The output from the Rust program above provides a compelling illustration of the limitations and inherent inaccuracies of floating-point arithmetic in computer programming. Analysing the output, especially in the context of high-level computer science and numerical analysis, sheds light on several key concepts, such as precision, rounding errors, and numerical stability.
Floating-Point Precision and Rounding Errors
The two types of floating-point numbers used here, f32 and f64, represent single and double precision IEEE 754 standards, respectively. f32 provides approximately 7 decimal digits of precision, while f64 offers about 15. This difference in precision is evident from the output.
Initially, both s23 (f32) and d23 (f64) are set to 2/3, but the representation of this value already differs slightly between the two due to their differing precisions. As the operations progress, these small discrepancies become more pronounced. This is a classic demonstration of rounding errors, which occur because floating-point numbers cannot exactly represent all real numbers and must round to the nearest representable value.
Propagation of Errors in Sequential Operations
The program performs a series of additions and multiplications on these numbers. In floating-point arithmetic, errors can propagate and even amplify through such operations. The first loop adds 1 and then divides the result by 10 repeatedly. With each iteration, the impact of the initial rounding error becomes more pronounced, especially for f32. This effect is a manifestation of the error propagation characteristic of floating-point operations.
In the second loop, the program reverses the operations without resetting the values, multiplying by 10 and then subtracting 1. This reversal amplifies the errors even further. As the values are scaled up, the imprecision inherent in the floating-point representation leads to increasingly significant deviations from the expected results.

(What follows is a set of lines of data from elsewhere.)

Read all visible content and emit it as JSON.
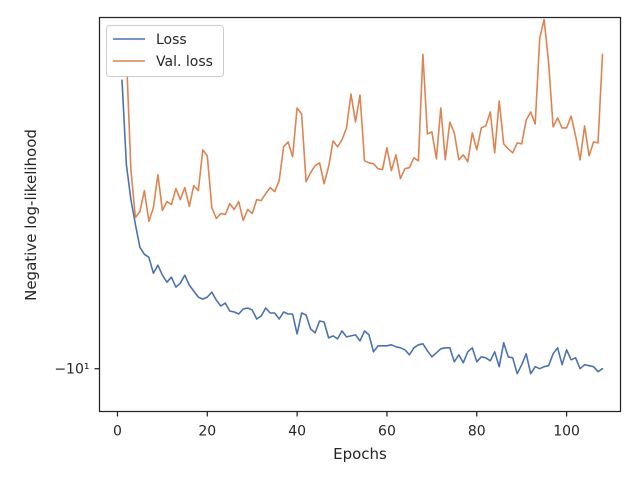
{
  "chart_data": {
    "type": "line",
    "xlabel": "Epochs",
    "ylabel": "Negative log-likelihood",
    "xlim": [
      -4,
      112
    ],
    "ylim": [
      -10.43,
      -6.47
    ],
    "yscale": "symlog",
    "xticks": [
      0,
      20,
      40,
      60,
      80,
      100
    ],
    "yticks": [
      {
        "value": -10,
        "label": "−10¹"
      }
    ],
    "legend": "top-left",
    "grid": false,
    "series": [
      {
        "name": "Loss",
        "color": "#4c72b0",
        "x": [
          1,
          2,
          3,
          4,
          5,
          6,
          7,
          8,
          9,
          10,
          11,
          12,
          13,
          14,
          15,
          16,
          17,
          18,
          19,
          20,
          21,
          22,
          23,
          24,
          25,
          26,
          27,
          28,
          29,
          30,
          31,
          32,
          33,
          34,
          35,
          36,
          37,
          38,
          39,
          40,
          41,
          42,
          43,
          44,
          45,
          46,
          47,
          48,
          49,
          50,
          51,
          52,
          53,
          54,
          55,
          56,
          57,
          58,
          59,
          60,
          61,
          62,
          63,
          64,
          65,
          66,
          67,
          68,
          69,
          70,
          71,
          72,
          73,
          74,
          75,
          76,
          77,
          78,
          79,
          80,
          81,
          82,
          83,
          84,
          85,
          86,
          87,
          88,
          89,
          90,
          91,
          92,
          93,
          94,
          95,
          96,
          97,
          98,
          99,
          100,
          101,
          102,
          103,
          104,
          105,
          106,
          107,
          108
        ],
        "y": [
          -7.1,
          -7.95,
          -8.3,
          -8.55,
          -8.78,
          -8.85,
          -8.88,
          -9.04,
          -8.96,
          -9.06,
          -9.13,
          -9.08,
          -9.18,
          -9.14,
          -9.06,
          -9.16,
          -9.22,
          -9.28,
          -9.3,
          -9.28,
          -9.23,
          -9.31,
          -9.37,
          -9.34,
          -9.42,
          -9.43,
          -9.45,
          -9.4,
          -9.39,
          -9.41,
          -9.5,
          -9.47,
          -9.39,
          -9.44,
          -9.44,
          -9.5,
          -9.43,
          -9.45,
          -9.45,
          -9.65,
          -9.44,
          -9.46,
          -9.6,
          -9.64,
          -9.52,
          -9.53,
          -9.69,
          -9.67,
          -9.7,
          -9.62,
          -9.68,
          -9.67,
          -9.66,
          -9.72,
          -9.62,
          -9.66,
          -9.83,
          -9.77,
          -9.77,
          -9.77,
          -9.76,
          -9.78,
          -9.79,
          -9.81,
          -9.86,
          -9.79,
          -9.76,
          -9.75,
          -9.82,
          -9.88,
          -9.84,
          -9.8,
          -9.79,
          -9.79,
          -9.93,
          -9.86,
          -9.94,
          -9.83,
          -9.79,
          -9.93,
          -9.88,
          -9.89,
          -9.92,
          -9.83,
          -9.98,
          -9.74,
          -9.88,
          -9.89,
          -10.05,
          -9.96,
          -9.85,
          -10.05,
          -9.98,
          -10.0,
          -9.98,
          -9.97,
          -9.85,
          -9.79,
          -9.96,
          -9.81,
          -9.91,
          -9.89,
          -10.0,
          -9.96,
          -9.97,
          -9.98,
          -10.03,
          -10.0
        ]
      },
      {
        "name": "Val. loss",
        "color": "#dd8452",
        "x": [
          1,
          2,
          3,
          4,
          5,
          6,
          7,
          8,
          9,
          10,
          11,
          12,
          13,
          14,
          15,
          16,
          17,
          18,
          19,
          20,
          21,
          22,
          23,
          24,
          25,
          26,
          27,
          28,
          29,
          30,
          31,
          32,
          33,
          34,
          35,
          36,
          37,
          38,
          39,
          40,
          41,
          42,
          43,
          44,
          45,
          46,
          47,
          48,
          49,
          50,
          51,
          52,
          53,
          54,
          55,
          56,
          57,
          58,
          59,
          60,
          61,
          62,
          63,
          64,
          65,
          66,
          67,
          68,
          69,
          70,
          71,
          72,
          73,
          74,
          75,
          76,
          77,
          78,
          79,
          80,
          81,
          82,
          83,
          84,
          85,
          86,
          87,
          88,
          89,
          90,
          91,
          92,
          93,
          94,
          95,
          96,
          97,
          98,
          99,
          100,
          101,
          102,
          103,
          104,
          105,
          106,
          107,
          108
        ],
        "y": [
          -6.82,
          -6.85,
          -8.0,
          -8.48,
          -8.42,
          -8.21,
          -8.52,
          -8.38,
          -8.05,
          -8.41,
          -8.32,
          -8.35,
          -8.19,
          -8.3,
          -8.18,
          -8.37,
          -8.16,
          -8.21,
          -7.8,
          -7.86,
          -8.38,
          -8.49,
          -8.44,
          -8.45,
          -8.34,
          -8.4,
          -8.32,
          -8.51,
          -8.4,
          -8.44,
          -8.3,
          -8.31,
          -8.24,
          -8.18,
          -8.22,
          -8.11,
          -7.77,
          -7.72,
          -7.87,
          -7.38,
          -7.44,
          -8.12,
          -8.03,
          -7.96,
          -7.93,
          -8.14,
          -7.97,
          -7.71,
          -7.77,
          -7.7,
          -7.58,
          -7.24,
          -7.52,
          -7.25,
          -7.91,
          -7.93,
          -7.94,
          -7.99,
          -8.0,
          -7.78,
          -8.01,
          -7.85,
          -8.09,
          -7.99,
          -7.98,
          -7.88,
          -7.91,
          -6.84,
          -7.64,
          -7.62,
          -7.89,
          -7.38,
          -7.9,
          -7.52,
          -7.63,
          -7.9,
          -7.85,
          -7.92,
          -7.63,
          -7.8,
          -7.58,
          -7.56,
          -7.42,
          -7.83,
          -7.31,
          -7.74,
          -7.79,
          -7.83,
          -7.73,
          -7.74,
          -7.5,
          -7.42,
          -7.54,
          -6.68,
          -6.49,
          -6.92,
          -7.57,
          -7.48,
          -7.58,
          -7.58,
          -7.46,
          -7.66,
          -7.9,
          -7.56,
          -7.86,
          -7.72,
          -7.73,
          -6.84
        ]
      }
    ]
  }
}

Numerical Stability and Accumulation of Errors
The concept of numerical stability in algorithms is crucial in understanding this output. An algorithm is numerically stable if an error, once introduced, does not significantly grow as the computation proceeds. The operations in this program, particularly the repetitive scaling and accumulation in the loops, are not numerically stable for floating-point arithmetic. This lack of stability leads to the accumulation of errors over iterations.

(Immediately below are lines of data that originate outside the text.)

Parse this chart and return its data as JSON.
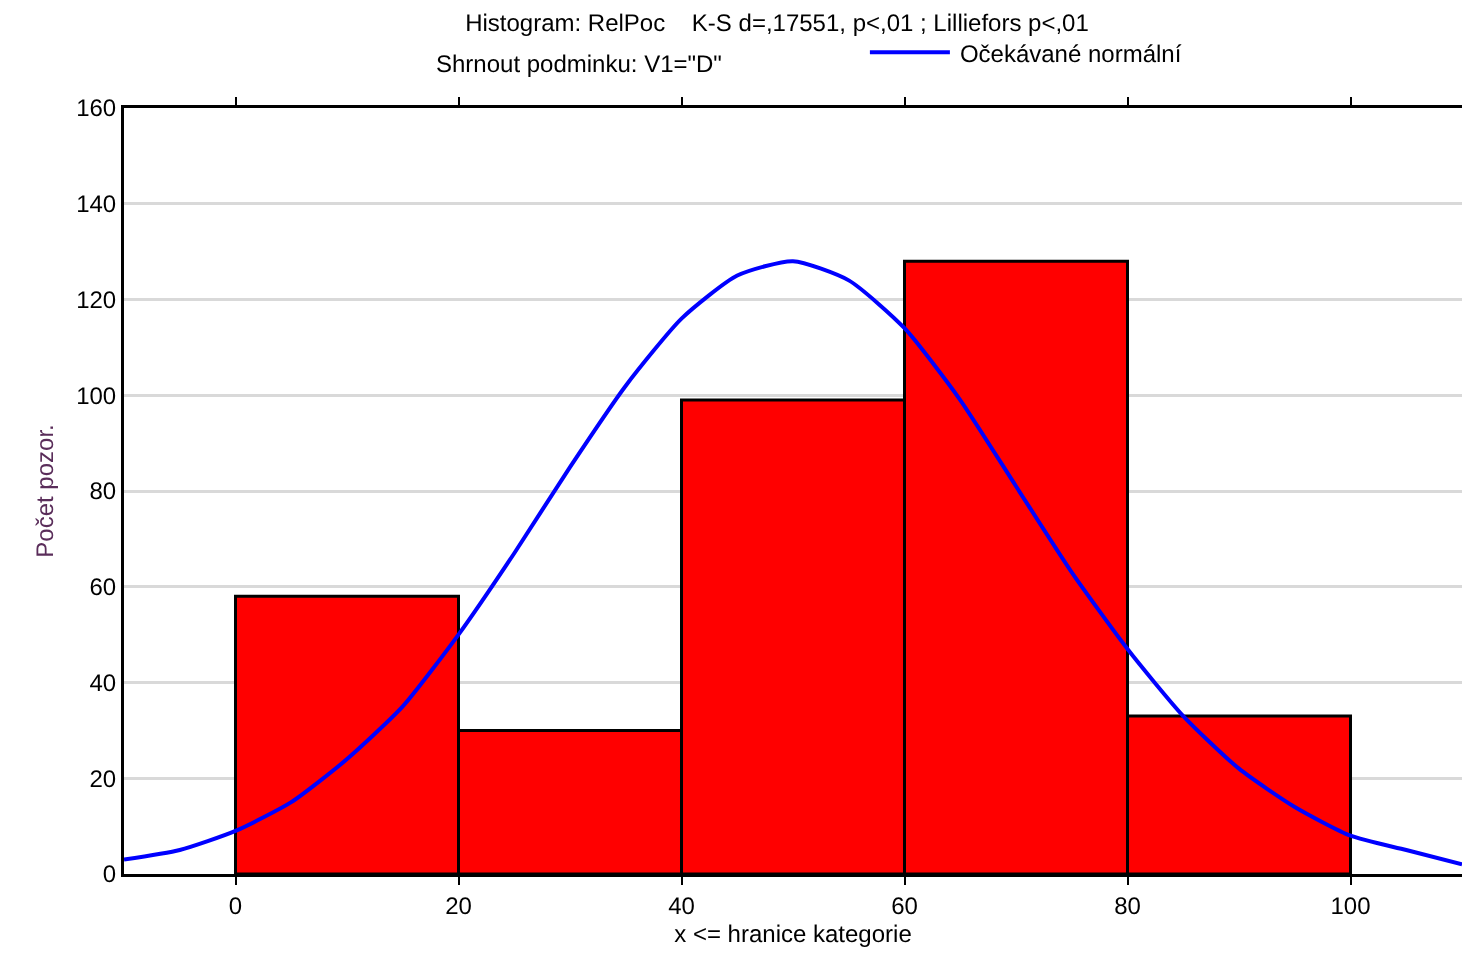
{
  "chart_data": {
    "type": "histogram",
    "title": "Histogram: RelPoc    K-S d=,17551, p<,01 ; Lilliefors p<,01",
    "subtitle": "Shrnout podminku: V1=\"D\"",
    "xlabel": "x <= hranice kategorie",
    "ylabel": "Počet pozor.",
    "bins": [
      0,
      20,
      40,
      60,
      80,
      100
    ],
    "values": [
      58,
      30,
      99,
      128,
      33
    ],
    "color": "#ff0000",
    "series": [
      {
        "name": "Očekávané normální",
        "type": "line",
        "color": "#0000ff",
        "x": [
          -10,
          -5,
          0,
          5,
          10,
          15,
          20,
          25,
          30,
          35,
          40,
          45,
          50,
          55,
          60,
          65,
          70,
          75,
          80,
          85,
          90,
          95,
          100,
          105,
          110
        ],
        "values": [
          3,
          5,
          9,
          15,
          24,
          35,
          50,
          67,
          85,
          102,
          116,
          125,
          128,
          124,
          114,
          99,
          81,
          63,
          47,
          33,
          22,
          14,
          8,
          5,
          2
        ]
      }
    ],
    "xlim": [
      -10,
      110
    ],
    "xticks": [
      0,
      20,
      40,
      60,
      80,
      100
    ],
    "ylim": [
      0,
      160
    ],
    "yticks": [
      0,
      20,
      40,
      60,
      80,
      100,
      120,
      140,
      160
    ],
    "grid": "y",
    "legend": "top",
    "line_style": "solid",
    "marker": "none"
  }
}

For s23 (f32), the errors become substantial quite quickly, illustrating the limitations of single-precision floating points in maintaining accuracy over sequences of operations. The d23 (f64) values remain more accurate for a longer sequence of operations but eventually also deviate significantly, underscoring that while higher precision can mitigate the rate of error accumulation, it cannot eliminate it.

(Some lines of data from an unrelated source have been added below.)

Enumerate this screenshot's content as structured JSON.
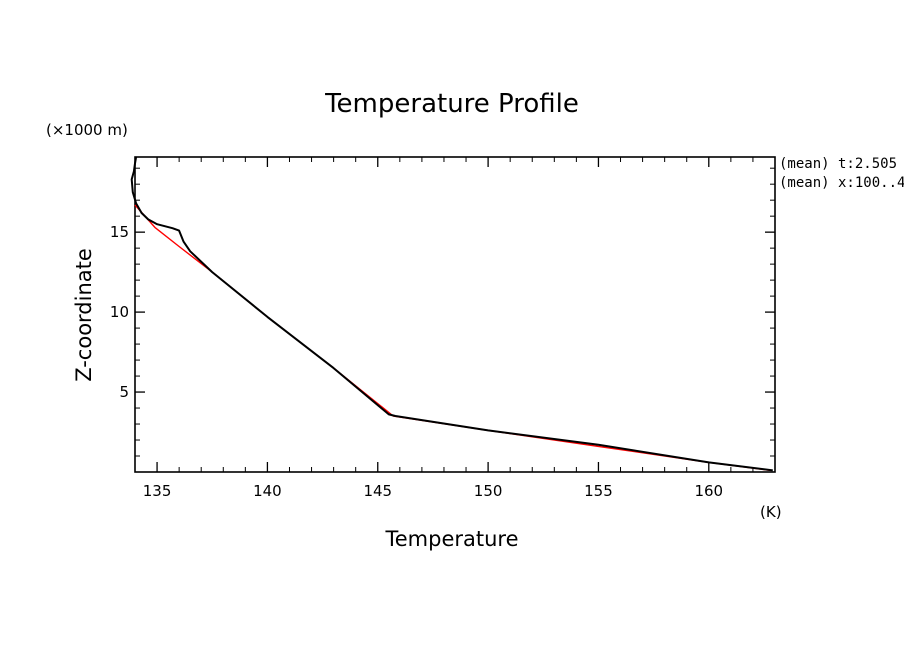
{
  "chart_data": {
    "type": "line",
    "title": "Temperature Profile",
    "xlabel": "Temperature",
    "ylabel": "Z-coordinate",
    "x_unit": "(K)",
    "y_unit": "(×1000 m)",
    "annotations": [
      "(mean) t:2.505",
      "(mean) x:100..4"
    ],
    "xlim": [
      134,
      163
    ],
    "ylim": [
      0,
      19.7
    ],
    "x_ticks": [
      135,
      140,
      145,
      150,
      155,
      160
    ],
    "x_tick_labels": [
      "135",
      "140",
      "145",
      "150",
      "155",
      "160"
    ],
    "y_ticks": [
      5,
      10,
      15
    ],
    "y_tick_labels": [
      "5",
      "10",
      "15"
    ],
    "grid": false,
    "series": [
      {
        "color": "#ff0000",
        "x": [
          162.8,
          160.0,
          155.0,
          150.0,
          145.7,
          143.0,
          140.0,
          137.5,
          136.0,
          134.9,
          134.0
        ],
        "y": [
          0.1,
          0.6,
          1.6,
          2.6,
          3.5,
          6.5,
          9.7,
          12.5,
          14.1,
          15.3,
          16.7
        ]
      },
      {
        "color": "#000000",
        "x": [
          162.9,
          160.0,
          155.0,
          150.0,
          145.8,
          145.5,
          143.0,
          140.0,
          137.5,
          136.5,
          136.2,
          136.0,
          135.7,
          135.0,
          134.6,
          134.3,
          134.05,
          133.9,
          133.85,
          133.95,
          134.0,
          134.05
        ],
        "y": [
          0.1,
          0.6,
          1.7,
          2.6,
          3.5,
          3.6,
          6.5,
          9.7,
          12.5,
          13.8,
          14.4,
          15.1,
          15.25,
          15.5,
          15.8,
          16.2,
          16.8,
          17.5,
          18.3,
          18.8,
          19.3,
          19.7
        ]
      }
    ]
  }
}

Implications in High-Level Computing and Numerical Analysis
This program is a practical reminder of the challenges faced in computational tasks requiring high precision, such as scientific computations, financial algorithms, and graphics programming. It underscores the importance of choosing the appropriate data type based on the required precision and the nature of the computations. Moreover, it highlights the need for numerically stable algorithms, especially in fields where accuracy is paramount.
The output from this Rust program vividly demonstrates the inherent inaccuracies of floating-point arithmetic due to limited precision, rounding errors, and error propagation. It serves as a cautionary tale for programmers and computer scientists, emphasizing the need for careful selection of data types and algorithms, particularly in applications where precision is critical.